Like all of us I have played many roles in civil society. I’ve worked in international development and the environmental world, and among other things been a residents association treasurer, football fanzine writer, funder, and grassroots campaigner. I’ve long held one thing to be true. Only governments truly have the power to shape the world around us. The existential threat of climate change requires decisive intervention in markets. Tackling the scourge of poverty requires a fair tax system and a social safety net. Public health depends on the state etc. I still think these and other social goals depend hugely on action by the state. The Civil Society Futures report says less about this than I would have done if I had their herculean task.
But they’re right. I’ve focused too little on the power we hold to shape the world around us. We already have incredible trust, connection, creativity and vision. We are changing millions of lives for the better. Yet we really want to shape the world around us it is we in civil society who need to change. The report is right to call for a step change, in our ambition and in how we conduct ourselves.

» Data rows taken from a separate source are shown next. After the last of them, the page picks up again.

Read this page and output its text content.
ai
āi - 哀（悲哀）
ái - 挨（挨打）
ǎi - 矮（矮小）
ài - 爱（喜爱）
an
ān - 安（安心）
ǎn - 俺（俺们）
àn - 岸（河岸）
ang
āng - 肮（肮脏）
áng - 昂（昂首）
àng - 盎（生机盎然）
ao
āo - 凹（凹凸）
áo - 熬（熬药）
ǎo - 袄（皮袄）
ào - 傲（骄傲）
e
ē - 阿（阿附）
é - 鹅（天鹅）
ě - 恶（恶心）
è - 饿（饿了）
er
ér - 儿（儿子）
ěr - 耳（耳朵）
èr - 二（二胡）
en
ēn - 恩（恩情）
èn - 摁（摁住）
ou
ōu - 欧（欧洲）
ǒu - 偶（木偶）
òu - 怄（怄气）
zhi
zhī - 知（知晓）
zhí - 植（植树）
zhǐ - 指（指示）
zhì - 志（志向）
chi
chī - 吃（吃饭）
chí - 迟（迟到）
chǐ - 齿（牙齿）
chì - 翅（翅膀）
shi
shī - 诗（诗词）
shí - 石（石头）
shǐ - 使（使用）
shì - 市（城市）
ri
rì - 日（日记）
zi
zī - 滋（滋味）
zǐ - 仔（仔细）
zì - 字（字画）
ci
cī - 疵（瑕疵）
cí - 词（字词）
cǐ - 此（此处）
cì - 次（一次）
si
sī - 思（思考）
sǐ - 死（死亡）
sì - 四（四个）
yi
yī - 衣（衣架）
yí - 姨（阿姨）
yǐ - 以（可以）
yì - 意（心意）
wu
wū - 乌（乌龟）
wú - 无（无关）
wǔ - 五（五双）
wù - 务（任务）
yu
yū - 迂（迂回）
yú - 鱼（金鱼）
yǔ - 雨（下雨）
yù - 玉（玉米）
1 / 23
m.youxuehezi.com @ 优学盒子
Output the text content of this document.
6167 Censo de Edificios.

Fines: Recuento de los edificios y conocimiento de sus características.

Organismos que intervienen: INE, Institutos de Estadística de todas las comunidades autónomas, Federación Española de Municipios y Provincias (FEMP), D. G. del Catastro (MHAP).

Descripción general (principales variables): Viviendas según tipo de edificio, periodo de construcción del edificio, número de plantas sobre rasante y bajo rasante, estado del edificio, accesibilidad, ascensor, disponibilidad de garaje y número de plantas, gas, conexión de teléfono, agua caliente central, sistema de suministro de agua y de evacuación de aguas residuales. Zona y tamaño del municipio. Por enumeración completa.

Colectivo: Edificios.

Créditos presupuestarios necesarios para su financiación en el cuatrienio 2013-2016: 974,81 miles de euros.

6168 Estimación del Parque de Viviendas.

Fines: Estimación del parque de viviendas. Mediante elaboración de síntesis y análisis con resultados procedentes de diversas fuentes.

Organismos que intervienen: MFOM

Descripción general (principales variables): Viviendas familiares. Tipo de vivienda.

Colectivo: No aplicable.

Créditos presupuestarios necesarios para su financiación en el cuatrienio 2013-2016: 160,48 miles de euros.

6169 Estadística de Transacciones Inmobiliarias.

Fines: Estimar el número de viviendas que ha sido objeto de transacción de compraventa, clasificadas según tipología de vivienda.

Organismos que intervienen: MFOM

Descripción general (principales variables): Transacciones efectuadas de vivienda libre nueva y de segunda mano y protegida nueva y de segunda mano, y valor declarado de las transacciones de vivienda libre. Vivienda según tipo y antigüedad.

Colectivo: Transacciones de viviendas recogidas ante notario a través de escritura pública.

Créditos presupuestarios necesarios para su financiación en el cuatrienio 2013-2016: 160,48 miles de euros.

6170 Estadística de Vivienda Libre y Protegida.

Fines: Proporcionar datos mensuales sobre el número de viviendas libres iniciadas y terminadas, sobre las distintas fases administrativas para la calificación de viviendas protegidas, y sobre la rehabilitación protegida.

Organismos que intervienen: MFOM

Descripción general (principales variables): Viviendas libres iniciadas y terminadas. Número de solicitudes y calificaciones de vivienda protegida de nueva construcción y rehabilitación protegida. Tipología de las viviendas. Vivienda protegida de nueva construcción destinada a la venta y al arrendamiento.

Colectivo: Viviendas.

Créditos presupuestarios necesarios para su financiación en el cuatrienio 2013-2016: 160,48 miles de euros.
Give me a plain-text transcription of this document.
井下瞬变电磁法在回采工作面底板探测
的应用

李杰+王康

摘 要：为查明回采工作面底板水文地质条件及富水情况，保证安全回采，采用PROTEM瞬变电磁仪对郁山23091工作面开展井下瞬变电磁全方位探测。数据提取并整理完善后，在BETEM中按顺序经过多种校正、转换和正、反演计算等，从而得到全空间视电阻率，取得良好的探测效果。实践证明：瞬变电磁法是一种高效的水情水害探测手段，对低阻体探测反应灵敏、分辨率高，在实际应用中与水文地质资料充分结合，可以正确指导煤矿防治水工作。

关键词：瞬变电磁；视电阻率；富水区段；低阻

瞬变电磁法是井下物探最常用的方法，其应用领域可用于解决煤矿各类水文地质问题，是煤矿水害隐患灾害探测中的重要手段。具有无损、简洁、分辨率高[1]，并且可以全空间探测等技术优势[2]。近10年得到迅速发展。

Now for the honest reflection I promised. I’m proud of the difference we make at Refugee Action. We’ve supported over 7,000 asylum seekers and 3,000 resettled refugees over the past two years. We’ve strengthened the work of sixty other charities through our capacity building programme. We’ve changed government policies that matter including winning an additional £10 million in government funding for ESOL classes.
I’m absolutely convinced that this progress has come in large part because we have done our best in relation to two elements of the PACT framework: building trust and collaborating with others. Crucially, we haven’t just collaborated with others in our sector. Our current Lift The Ban campaign is supported by 110 organisations from the TUC and the Church of England to the CBI and Ben and Jerrys. We win because we collaborate, and whether it is me on twitter (shalegeneva) or our annual report we do our best to credit others for the contribution they make to our shared achievements.
But we’ve not performed well enough in other areas, notably shifting power and being accountable to the people we exist to serve. There are not enough people with lived experience of the asylum process on our board or staff team. We don’t have good enough mechanisms to involve experts by experience in our decision-making.
The launch of the Civil Society Futures report coincides with the start of our consultation on our strategy for the next three years. That strategy must set out how we will shift power to refugees and people seeing asylum and give them greater profile in our work.
The PACT is a profound challenge to many charities. In my experience the call to shift power and to be accountable to communities and people is particularly challenging for bigger and more longstanding organisations. We must all rise to the challenge. It won’t happen because someone wrote a brilliant report. Funders have real power in this, and sector bodies too. But a step change will depend on people leading by example, and connecting and learning from others. Let’s get together. Let’s take back control.